Enfin, on a gardé le meilleur pour la fin (ou presque), l’artiste Lynn Hershman Leeson présente un ensemble de films et d’installations qui retracent l’ensemble de sa carrière. Cette pionnière conçoit, au début des années 80, deux vidéos interactives : « Lorna » 1980_1984 et « Deep Contact : the sexual Fantasy Videodisc », 1984-1990 sur vidéodisque. Au-delà de ses films, « The Electronic Diaries » (1986-1989) ou « Longshot » (1989), c’est sa dernière réalisation, inédite, « La vie au carré » (2007) qui intrigue. Une sorte de remake dans Second Life d’une performance datant de 1973-1974, quand elle mettait en scène son double, « Roberta Breitmore », à l’hôtel Dante à San Francisco. Le spectateur pénétrait dans une chambre ouverte 24h/24 où se trouvaient des objets laissés par l’artiste, morceaux de corps en cire, lettres, cassettes audio etc. Un visiteur effrayé qui pensait être entré dans une chambre où venait d’être commis un crime appela même la police. L’histoire s’arrêterait là, si, quelques années plus tard, l’artiste n’avait décidé de reproduire à l’identique sur le monde en 3D et en ligne Second Life la chambre et la performance, à l’aide de ses archives. Artefact, archive, reproduction de documents ou re-création de l’archive par changement de médium ou de lieux de consultation ? Lynn Hershman Leeson continue de brouiller les pistes.

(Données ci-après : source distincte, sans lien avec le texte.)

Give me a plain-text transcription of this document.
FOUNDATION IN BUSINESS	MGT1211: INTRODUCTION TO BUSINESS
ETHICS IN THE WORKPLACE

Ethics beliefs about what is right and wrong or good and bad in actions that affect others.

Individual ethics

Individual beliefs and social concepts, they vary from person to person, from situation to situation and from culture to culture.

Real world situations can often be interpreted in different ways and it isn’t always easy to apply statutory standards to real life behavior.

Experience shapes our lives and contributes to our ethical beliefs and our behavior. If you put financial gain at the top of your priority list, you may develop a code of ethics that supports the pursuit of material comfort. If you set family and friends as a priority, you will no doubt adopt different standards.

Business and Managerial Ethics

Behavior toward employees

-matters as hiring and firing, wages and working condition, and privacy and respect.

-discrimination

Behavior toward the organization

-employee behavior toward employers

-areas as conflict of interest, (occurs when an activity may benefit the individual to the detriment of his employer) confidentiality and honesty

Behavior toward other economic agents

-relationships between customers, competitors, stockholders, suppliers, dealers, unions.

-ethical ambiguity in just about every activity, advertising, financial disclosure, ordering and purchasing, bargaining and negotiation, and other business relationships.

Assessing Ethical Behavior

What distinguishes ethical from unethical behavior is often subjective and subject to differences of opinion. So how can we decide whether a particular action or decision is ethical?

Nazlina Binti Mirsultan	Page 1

Le mystère des vases communiquants disparus

Reste encore un mystère à éclaircir : pourquoi la communication sur cette exposition a-t-elle fait disparaître du titre la référence au texte d’André Breton  : « les vases communicants » ? De peur sans doute d’infléchir le jugement ou de repousser les spectateurs !!! Malgré les choix d’œuvres judicieux, on sort de cette exposition avec un sentiment mitigé. L’absence d’appareillage critique et historique pour accompagner les œuvres sur place, le manque même d’une approche chronologique et de ponts entre l’art contemporain et le développement technologique se font cruellement sentir. Heureusement que le catalogue de l’exposition consultable en ligne vient contrebalancer ce déficit d’informations. Et puis, lors du parcours, le temps est suspendu dans les salles d’un bleu nuit qui n’engage à rien, mais forme simplement un bel écrin. On peut rêver d’une scénographie d’architecte à la Shinobu Akahori qui aurait travaillé une mise en espace par les nouvelles technologies. Bref, on sent bien que l’exposition souffre d’un plan marketing l’emportant sur l’aspect scientifique. Un vrai paradoxe, étant donné la richesse des ressources. Un seul souhait, pour le prochain anniversaire de la fondation, Monsieur Langlois, prévoyez un budget pour son itinérance en Europe.